For Colorado Avalanche rookie forward Samuel Henley, even appearing in one NHL game seemed something of a long shot throughout his playing career. He was never drafted and wasn't a star player in his final junior season with the Val-d'Or Foreurs, who were led by Detroit Red Wings star prospect Anthony Mantha.
He was signed to an entry-level contract by the Avalanche in 2014 as something of a stopgap prospect for an organization short on forwards in the AHL. Yet, there he was Thursday night, playing on NHL ice for the Avalanche against the Columbus Blue Jackets. By all accounts, it was a well-earned look for the hard-working Henley, whose game is admittedly very simple. The work to get him to this point was not something lost on him after his NHL debut.
"It was a tough point starting from junior where I wasn't drafted," Henley said, reminiscing about his pathway to the NHL. "I had to work hard just to control myself, to prove myself. Of course, I don't have an offensive game and I was just working on my details. I've had a lot of good coaches and teammates that have really helped me and just made me work hard every day."
The effusive praise of those around him was a common theme throughout the postgame scrum surrounding the 23-year old rookie forward as he couldn't stop crediting the people around him for his success on the night, which included his first NHL goal on his first shot. It was a game-tying goal late in the second period and provided the Avalanche new life heading into the third period.
Even though the Avalanche ultimately fell 3-2 to Columbus, the big-bodied Henley was already looking ahead while acknowledging there was much to learn from the loss.
"I was a little surprised," Henley said of the NHL experience. "I mean, it's really fast and I thought I didn't play my best game. I got a goal but we still lost the game so it's a bittersweet feeling. I'm glad the first game is over but I'm disappointed not to win that game."
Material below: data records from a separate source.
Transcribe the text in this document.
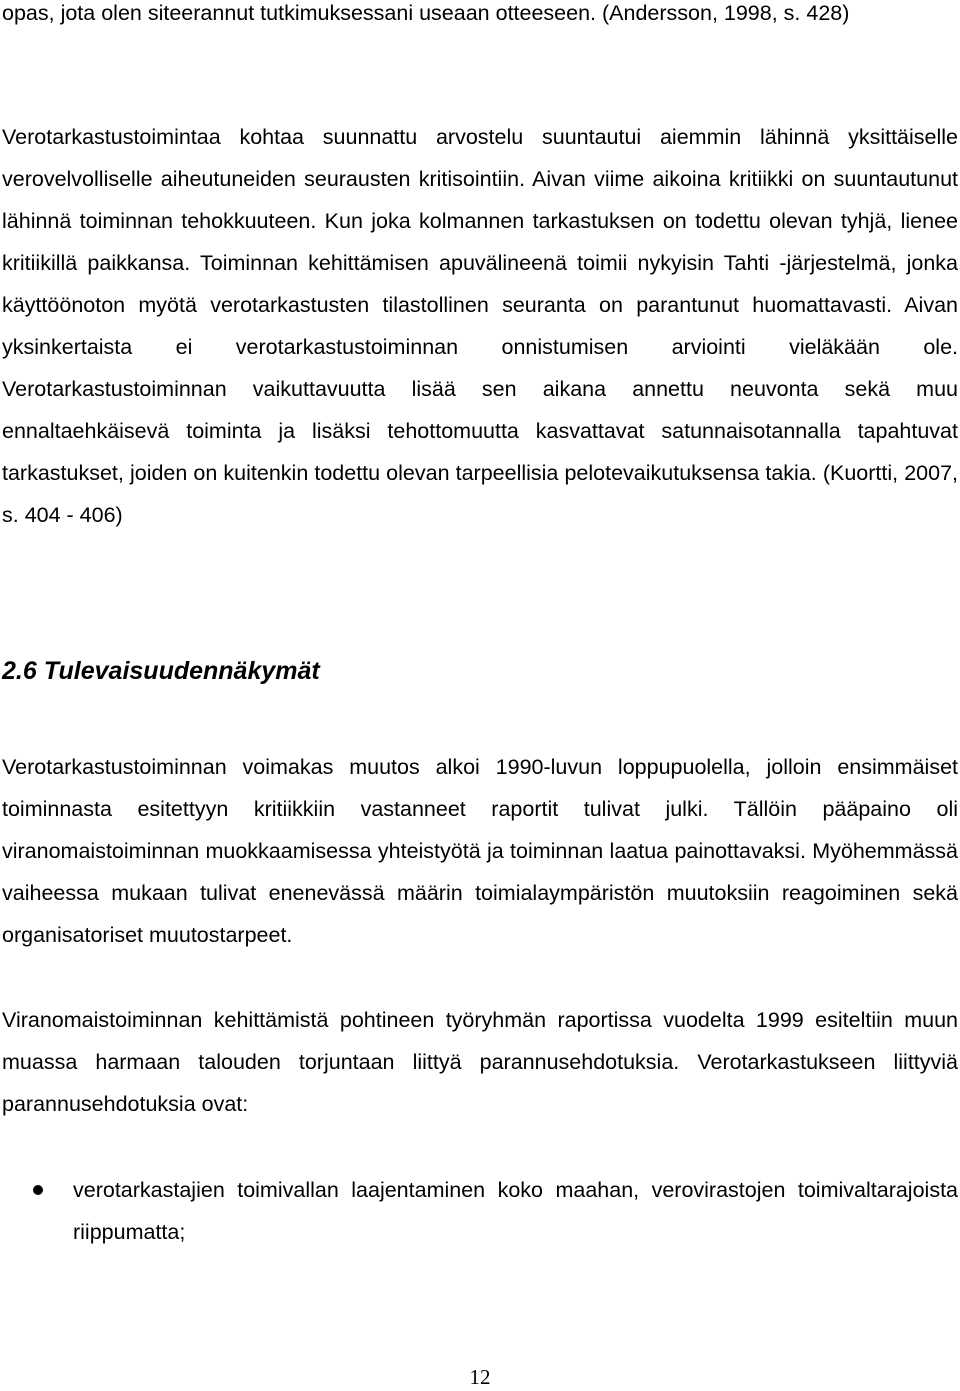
opas, jota olen siteerannut tutkimuksessani useaan otteeseen. (Andersson, 1998, s. 428)

Verotarkastustoimintaa kohtaa suunnattu arvostelu suuntautui aiemmin lähinnä yksittäiselle verovelvolliselle aiheutuneiden seurausten kritisointiin. Aivan viime aikoina kritiikki on suuntautunut lähinnä toiminnan tehokkuuteen. Kun joka kolmannen tarkastuksen on todettu olevan tyhjä, lienee kritiikillä paikkansa. Toiminnan kehittämisen apuvälineenä toimii nykyisin Tahti -järjestelmä, jonka käyttöönoton myötä verotarkastusten tilastollinen seuranta on parantunut huomattavasti. Aivan yksinkertaista ei verotarkastustoiminnan onnistumisen arviointi vieläkään ole. Verotarkastustoiminnan vaikuttavuutta lisää sen aikana annettu neuvonta sekä muu ennaltaehkäisevä toiminta ja lisäksi tehottomuutta kasvattavat satunnaisotannalla tapahtuvat tarkastukset, joiden on kuitenkin todettu olevan tarpeellisia pelotevaikutuksensa takia. (Kuortti, 2007, s. 404 - 406)

2.6 Tulevaisuudennäkymät

Verotarkastustoiminnan voimakas muutos alkoi 1990-luvun loppupuolella, jolloin ensimmäiset toiminnasta esitettyyn kritiikkiin vastanneet raportit tulivat julki. Tällöin pääpaino oli viranomaistoiminnan muokkaamisessa yhteistyötä ja toiminnan laatua painottavaksi. Myöhemmässä vaiheessa mukaan tulivat enenevässä määrin toimialaympäristön muutoksiin reagoiminen sekä organisatoriset muutostarpeet.

Viranomaistoiminnan kehittämistä pohtineen työryhmän raportissa vuodelta 1999 esiteltiin muun muassa harmaan talouden torjuntaan liittyä parannusehdotuksia. Verotarkastukseen liittyviä parannusehdotuksia ovat:

verotarkastajien toimivallan laajentaminen koko maahan, verovirastojen toimivaltarajoista riippumatta;
12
As a team, Colorado has now lost the first four games of their season-high five-game homestand, having accumulated just one point en route to a 0-3-1 record. The final game of the homestand is Saturday night against the Dallas Stars. Henley, while still new to the room, says he looks around and sees a club capable of winning more than they have to this point.
"Of course, we're dealing with a losing stretch right now but the guys are very nice here and they really want to win," Henley said. "They're winners here. I can tell just by being around them....they're really working hard to win."
For Henley, he sees this as just the beginning, even if in reality his stint in Colorado may be short-lived. He's already living the sponge life, soaking up as much of the information from the guys around him as possible.
"There's a lot to learn," Henley said while allowing himself to crack a smile. "The veterans here, just attitude wise and work ethic, help me and go into the game calmly. It's a really fast game and really detailed game, too. I was just trying to worry as much as possible, too, and like I said, I didn't play my best."
While he may not have felt this was his strongest performance, Avalanche head coach Jared Bednar felt he got what was advertised when they decided to call Henley up over some players with more experience and higher ceilings.
"He did what we thought he would do," Bednar explained. "Ran out there ran into some people, played with energy. Good for a kid to come up in his first game and he just keeps it simple, funnels pucks to the net and gets himself his first NHL goal. Good showing for him."
All of this came after the expected nerves of a youngster making his NHL debut, an especially sweet accomplishment for someone of his humble hockey beginnings. The emotions might have gotten the best of him at times but should the club continue to provide him with opportunities, he's confident it'll only get better for him.
"I was really nervous, really excited as well," Henley said about hitting the ice in an NHL rink." I think I was thinking a lot and I know my next games I'm going to be better every game. I know I have a lot learn from the guys here. I was just nervous and excited."
The Avalanche have been looking for a kickstart to not just their anemic offense but their lackluster overall play as well. For one night, an NHL longshot stepped into the spotlight and took a lap of success. Maybe, just maybe, there's more to come in this underdog story.